Although they included the usual suspects (with good reason, in most cases), Flavorwire widened the net enough to represent the many sub genres within the catch all “Science Fiction and Fantasy”. It’s not all spaceships and dragons. Primarily, it’s ideas and people, much as any other genre. The unique settings often help tell a more candid and/or ambitious story.

Compared to Your Picks: Top 100 Science-Fiction, Fantasy Books compiled by NPR, this list better represents the genre. Probably because it was put together by a smaller team who had actually read the books.  🙂

6 thoughts on “Yet Another List

  1. Joachim Boaz August 12, 2013 / 9:46 pm

    The Stars My Destination is HARDLY obscure…. NOR, is Dhalgren for anyone who semi-knows the field… Everyone reads The Stars — the publication history is incredibly extensive. Albeit, few actually read Dhalgren….
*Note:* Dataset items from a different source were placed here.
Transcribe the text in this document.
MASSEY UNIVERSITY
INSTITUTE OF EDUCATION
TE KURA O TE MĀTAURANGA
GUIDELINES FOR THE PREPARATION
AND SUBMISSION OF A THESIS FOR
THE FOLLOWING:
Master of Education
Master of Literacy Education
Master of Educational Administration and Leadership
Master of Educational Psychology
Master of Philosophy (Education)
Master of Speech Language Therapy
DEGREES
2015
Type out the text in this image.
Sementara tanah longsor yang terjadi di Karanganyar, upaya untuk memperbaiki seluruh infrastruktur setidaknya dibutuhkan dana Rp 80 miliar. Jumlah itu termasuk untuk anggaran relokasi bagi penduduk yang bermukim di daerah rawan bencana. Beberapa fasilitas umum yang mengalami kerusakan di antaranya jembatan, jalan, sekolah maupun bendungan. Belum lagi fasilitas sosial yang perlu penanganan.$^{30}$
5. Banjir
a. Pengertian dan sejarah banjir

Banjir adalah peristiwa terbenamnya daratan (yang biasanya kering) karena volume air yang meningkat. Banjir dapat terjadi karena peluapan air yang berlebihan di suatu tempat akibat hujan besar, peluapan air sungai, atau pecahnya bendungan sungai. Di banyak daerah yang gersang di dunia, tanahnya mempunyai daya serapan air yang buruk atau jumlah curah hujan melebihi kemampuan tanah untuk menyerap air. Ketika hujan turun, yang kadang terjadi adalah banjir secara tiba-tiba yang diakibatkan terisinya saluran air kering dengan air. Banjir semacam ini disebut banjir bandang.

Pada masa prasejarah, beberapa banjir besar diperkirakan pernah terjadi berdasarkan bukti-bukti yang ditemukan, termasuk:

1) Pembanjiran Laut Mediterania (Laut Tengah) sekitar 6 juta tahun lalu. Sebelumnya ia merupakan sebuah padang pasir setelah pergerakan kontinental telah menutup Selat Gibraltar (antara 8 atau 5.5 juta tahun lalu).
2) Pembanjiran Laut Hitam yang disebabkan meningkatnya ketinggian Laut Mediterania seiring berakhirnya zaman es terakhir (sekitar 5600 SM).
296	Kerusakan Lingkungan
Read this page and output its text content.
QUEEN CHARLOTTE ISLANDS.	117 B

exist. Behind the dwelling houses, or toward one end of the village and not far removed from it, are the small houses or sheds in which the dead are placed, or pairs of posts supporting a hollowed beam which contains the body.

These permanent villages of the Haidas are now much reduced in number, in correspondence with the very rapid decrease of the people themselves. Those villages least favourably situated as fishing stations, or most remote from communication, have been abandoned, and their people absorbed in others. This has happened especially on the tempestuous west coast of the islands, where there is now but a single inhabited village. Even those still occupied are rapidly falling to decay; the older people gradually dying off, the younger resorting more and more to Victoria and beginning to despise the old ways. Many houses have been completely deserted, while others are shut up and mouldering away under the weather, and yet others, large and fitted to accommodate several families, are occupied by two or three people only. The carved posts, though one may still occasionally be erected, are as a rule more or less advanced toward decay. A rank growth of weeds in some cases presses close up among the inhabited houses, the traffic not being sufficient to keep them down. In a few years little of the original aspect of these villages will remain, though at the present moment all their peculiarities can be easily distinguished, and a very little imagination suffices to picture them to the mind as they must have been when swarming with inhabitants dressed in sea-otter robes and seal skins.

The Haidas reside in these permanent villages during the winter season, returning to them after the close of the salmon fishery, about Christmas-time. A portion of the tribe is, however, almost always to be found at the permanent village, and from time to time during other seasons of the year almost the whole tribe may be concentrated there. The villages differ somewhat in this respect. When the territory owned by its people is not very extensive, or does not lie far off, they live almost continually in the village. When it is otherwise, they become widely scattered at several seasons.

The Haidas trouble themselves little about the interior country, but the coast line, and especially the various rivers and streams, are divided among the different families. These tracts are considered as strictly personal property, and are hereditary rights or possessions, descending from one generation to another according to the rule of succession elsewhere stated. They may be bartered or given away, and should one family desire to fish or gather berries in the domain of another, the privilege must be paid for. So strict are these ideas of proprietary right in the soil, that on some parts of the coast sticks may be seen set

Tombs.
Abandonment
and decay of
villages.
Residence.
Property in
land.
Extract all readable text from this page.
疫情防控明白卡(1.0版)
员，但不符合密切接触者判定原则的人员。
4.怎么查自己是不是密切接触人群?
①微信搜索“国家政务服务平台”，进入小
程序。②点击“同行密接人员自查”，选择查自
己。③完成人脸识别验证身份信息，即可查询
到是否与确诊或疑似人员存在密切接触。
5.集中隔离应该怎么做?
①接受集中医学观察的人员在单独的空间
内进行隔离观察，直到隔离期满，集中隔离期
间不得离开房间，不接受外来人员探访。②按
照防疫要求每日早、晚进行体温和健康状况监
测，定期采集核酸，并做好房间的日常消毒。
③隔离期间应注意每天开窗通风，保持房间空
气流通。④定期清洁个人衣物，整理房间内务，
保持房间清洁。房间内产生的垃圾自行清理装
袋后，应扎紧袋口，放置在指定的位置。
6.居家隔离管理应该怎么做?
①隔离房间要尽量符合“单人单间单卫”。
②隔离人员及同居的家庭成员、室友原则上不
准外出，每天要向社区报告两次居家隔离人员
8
    Very happy about the Ballard inclusion — although, either The Drowned World or The Drought are superior to High-Rise. So glad The Drowned World was the one chosen.

    I also am somewhat confused why people think Russ’ The Female Man is superior to her later novel We Who Are About To…. Historically The Female Man might be more important by We Who is far better written.

    And Crowley… Beasts and The Deep are fantastic — haven’t read Little Big yet.

    So, all in all, a pretty ok list. Some dull works on there though…

    • sisimka August 12, 2013 / 9:50 pm

      Yep, definitely some predictable entries. On the whole, I think it’s a better list than the NPR one, though.

      • Joachim Boaz August 12, 2013 / 9:52 pm

        Perhaps it’s in response to the NPR ones 😉

        SF Mistressworks — a fantastic review collating website which was made as a result of the incredible anger caused by The Guardian’s horrific list than included only a few female authors…

        http://sfmistressworks.wordpress.com/

    • sisimka August 12, 2013 / 9:52 pm

      Oh, and my use of the word ‘obscure’ refers more to the text of the book, the plot, than the book, itself. I like books like that, the ones that make you think. 🙂

      • Joachim Boaz August 12, 2013 / 9:53 pm

        Ah, then Dhalgren at least fits the bill. Stars, not so much — a particularly good example of very straightforward pulp SF.

  2. Pabkins August 14, 2013 / 12:11 pm

    Now I have to check out this list – I like when its limited to one book per author – then you don’t get a dumpload of all the same.